Elle parut alarmée à l'idée d'avoir parlé tout haut mais se relaxa rapidement en constatant qu'il n'était pas fâché. Mais il savait que malgré l'humour, elle lirait la vraie réponse dans ses yeux. Il était à elle. Corps et âme.

« Autre chose, Major ? » demanda-t-il, sachant que l'affection qui perçait dans le ton contrebalançait le grade.

Elle soupira et jeta un regard alentour pour vérifier qu'ils étaient hors de vue.
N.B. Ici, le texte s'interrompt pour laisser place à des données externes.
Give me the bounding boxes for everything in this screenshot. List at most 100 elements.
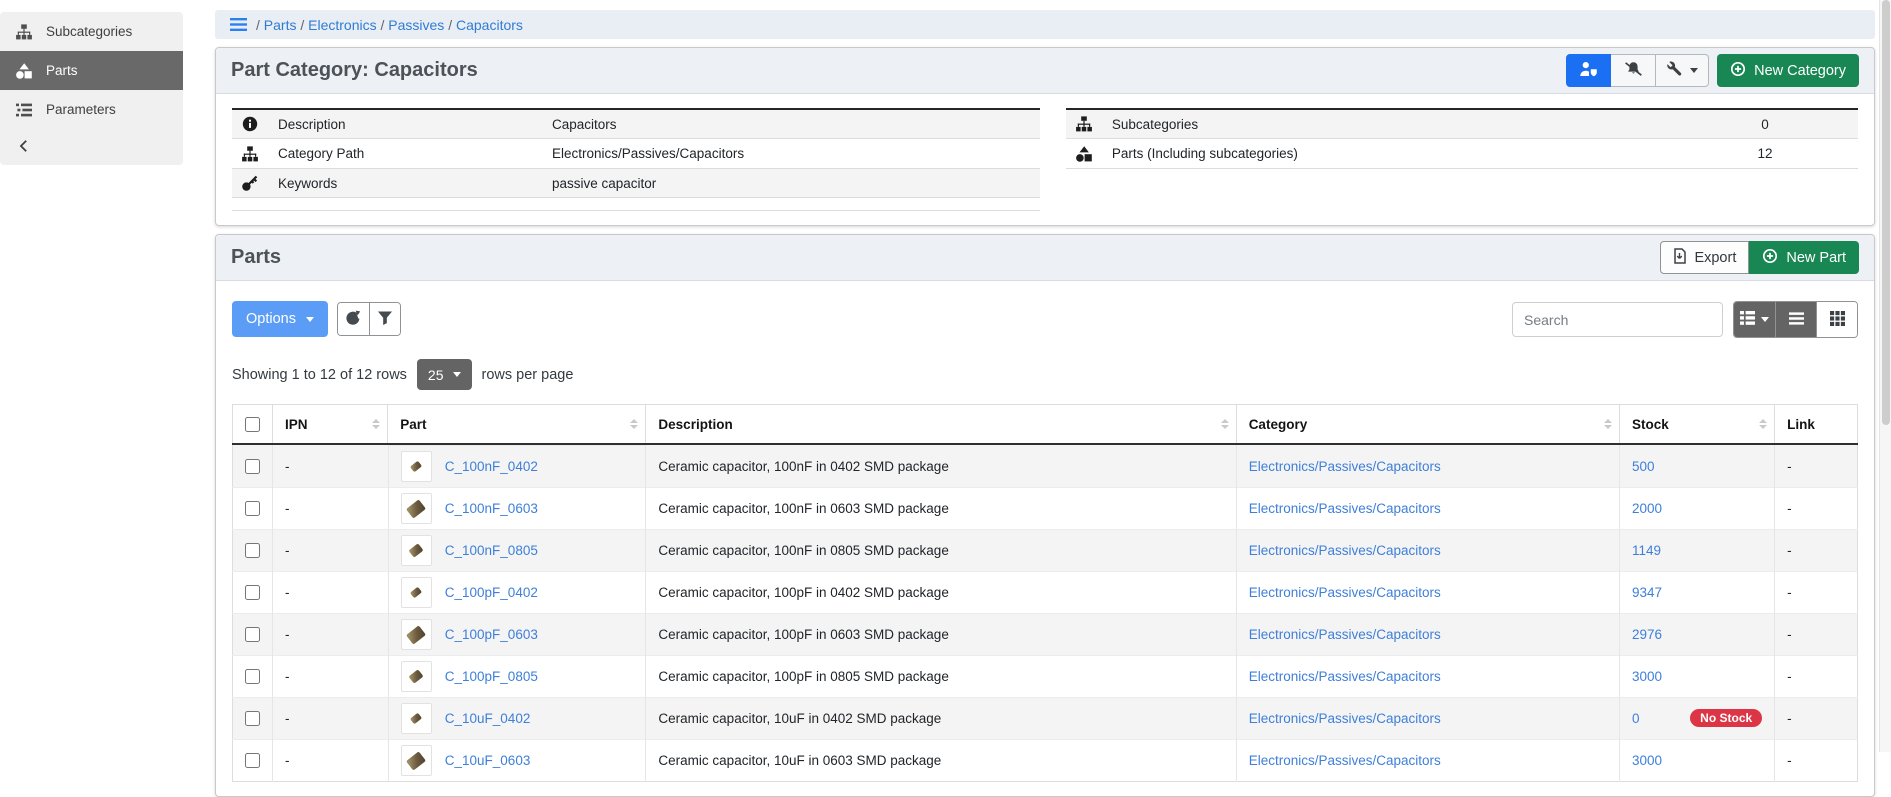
- row-checkbox[interactable]: [245, 501, 260, 516]
- breadcrumb-link-electronics[interactable]: Electronics: [308, 17, 376, 33]
- export-button[interactable]: Export: [1660, 241, 1749, 274]
- sidebar-collapse-button[interactable]: [0, 129, 183, 165]
- options-label: Options: [246, 311, 296, 327]
- capacitor-image: [409, 544, 424, 558]
- sort-icon[interactable]: [1221, 419, 1229, 429]
- scrollbar-thumb[interactable]: [1882, 0, 1890, 425]
- table-toolbar: Options: [232, 295, 1858, 338]
- stock-link[interactable]: 3000: [1632, 753, 1662, 768]
- link-cell: -: [1775, 487, 1858, 529]
- link-cell: -: [1775, 529, 1858, 571]
- hamburger-icon[interactable]: [230, 17, 247, 32]
- table-row: -C_100pF_0402Ceramic capacitor, 100pF in…: [233, 571, 1858, 613]
- breadcrumb-link-passives[interactable]: Passives: [388, 17, 444, 33]
- page-size-dropdown[interactable]: 25: [417, 359, 472, 390]
- new-part-button[interactable]: New Part: [1749, 241, 1859, 274]
- category-link[interactable]: Electronics/Passives/Capacitors: [1249, 669, 1441, 684]
- part-link[interactable]: C_100pF_0805: [445, 669, 538, 684]
- category-link[interactable]: Electronics/Passives/Capacitors: [1249, 753, 1441, 768]
- new-category-label: New Category: [1754, 63, 1846, 79]
- column-header-ipn[interactable]: IPN: [273, 405, 388, 444]
- stock-link[interactable]: 2976: [1632, 627, 1662, 642]
- sidebar-item-parts[interactable]: Parts: [0, 51, 183, 90]
- select-all-checkbox[interactable]: [245, 417, 260, 432]
- category-details-table: DescriptionCapacitorsCategory PathElectr…: [232, 108, 1040, 211]
- column-label: Category: [1249, 417, 1308, 432]
- breadcrumb-separator: /: [296, 17, 308, 33]
- part-cell: C_100pF_0603: [388, 613, 646, 655]
- column-label: Link: [1787, 417, 1815, 432]
- breadcrumb-link-capacitors[interactable]: Capacitors: [456, 17, 523, 33]
- stock-link[interactable]: 0: [1632, 711, 1640, 726]
- column-header-link: Link: [1775, 405, 1858, 444]
- stock-link[interactable]: 2000: [1632, 501, 1662, 516]
- search-input[interactable]: [1512, 302, 1723, 337]
- sidebar-item-parameters[interactable]: Parameters: [0, 90, 183, 129]
- column-header-stock[interactable]: Stock: [1620, 405, 1775, 444]
- part-link[interactable]: C_10uF_0603: [445, 753, 531, 768]
- subscribed-user-button[interactable]: [1566, 54, 1611, 87]
- row-checkbox[interactable]: [245, 753, 260, 768]
- sort-icon[interactable]: [1759, 419, 1767, 429]
- category-link[interactable]: Electronics/Passives/Capacitors: [1249, 543, 1441, 558]
- description-cell: Ceramic capacitor, 10uF in 0603 SMD pack…: [646, 739, 1236, 782]
- part-link[interactable]: C_100nF_0603: [445, 501, 538, 516]
- sort-icon[interactable]: [630, 419, 638, 429]
- breadcrumb-link-parts[interactable]: Parts: [264, 17, 297, 33]
- sort-icon[interactable]: [1604, 419, 1612, 429]
- part-link[interactable]: C_100pF_0603: [445, 627, 538, 642]
- row-checkbox[interactable]: [245, 585, 260, 600]
- filter-button[interactable]: [369, 303, 400, 335]
- category-link[interactable]: Electronics/Passives/Capacitors: [1249, 585, 1441, 600]
- stock-link[interactable]: 3000: [1632, 669, 1662, 684]
- category-link[interactable]: Electronics/Passives/Capacitors: [1249, 627, 1441, 642]
- detail-icon-cell: [232, 139, 268, 168]
- refresh-button[interactable]: [338, 303, 369, 335]
- part-link[interactable]: C_10uF_0402: [445, 711, 531, 726]
- category-cell: Electronics/Passives/Capacitors: [1236, 739, 1619, 782]
- toggle-columns-button[interactable]: [1734, 302, 1775, 337]
- detail-label: Subcategories: [1102, 109, 1672, 139]
- part-thumbnail: [401, 745, 432, 776]
- page-title: Part Category: Capacitors: [231, 59, 478, 82]
- stock-link[interactable]: 1149: [1632, 543, 1661, 558]
- row-checkbox[interactable]: [245, 669, 260, 684]
- detail-icon-cell: [1066, 109, 1102, 139]
- category-link[interactable]: Electronics/Passives/Capacitors: [1249, 711, 1441, 726]
- part-link[interactable]: C_100nF_0402: [445, 459, 538, 474]
- caret-down-icon: [453, 372, 461, 377]
- notification-mute-button[interactable]: [1611, 54, 1656, 87]
- sitemap-icon: [1076, 116, 1092, 131]
- ipn-cell: -: [273, 655, 388, 697]
- category-link[interactable]: Electronics/Passives/Capacitors: [1249, 459, 1441, 474]
- sidebar-item-subcategories[interactable]: Subcategories: [0, 12, 183, 51]
- stock-link[interactable]: 9347: [1632, 585, 1662, 600]
- row-checkbox[interactable]: [245, 627, 260, 642]
- column-header-category[interactable]: Category: [1236, 405, 1619, 444]
- part-cell: C_100nF_0402: [388, 445, 646, 487]
- select-all-checkbox-cell: [233, 405, 273, 444]
- options-button[interactable]: Options: [232, 301, 328, 337]
- grid-view-button[interactable]: [1816, 302, 1857, 337]
- new-category-button[interactable]: New Category: [1717, 54, 1859, 87]
- row-checkbox[interactable]: [245, 711, 260, 726]
- vertical-scrollbar[interactable]: [1879, 0, 1891, 752]
- category-card-header: Part Category: Capacitors: [216, 48, 1874, 94]
- sidebar: SubcategoriesPartsParameters: [0, 12, 183, 165]
- part-thumbnail: [401, 535, 432, 566]
- part-thumbnail: [401, 703, 432, 734]
- row-checkbox[interactable]: [245, 543, 260, 558]
- column-header-description[interactable]: Description: [646, 405, 1236, 444]
- sort-icon[interactable]: [372, 419, 380, 429]
- part-link[interactable]: C_100nF_0805: [445, 543, 538, 558]
- caret-down-icon: [1690, 68, 1698, 73]
- stock-link[interactable]: 500: [1632, 459, 1655, 474]
- category-link[interactable]: Electronics/Passives/Capacitors: [1249, 501, 1441, 516]
- capacitor-image: [409, 670, 424, 684]
- row-checkbox[interactable]: [245, 459, 260, 474]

Lentement, elle appuya sa tête sur son épaule, s'autorisant un instant de faiblesse. Sachant que ça ne durerait pas plus d'une minute, peut-être une poignée de secondes, Jack ferma les yeux, concentré tout entier sur les sensations qui naissaient dans sa poitrine.

« Vous pouvez arrêter le temps ? » répondit-elle avec une douceur où perçait la tristesse.

C'était profondément injuste. S'ils n'avaient pas été Sam Carter et Jack O'Neill, ils auraient pu faire ça tous les jours, sans crainte et sans culpabilité.

« Un jour. » promit-il.

Il n'avait encore jamais rompu une promesse.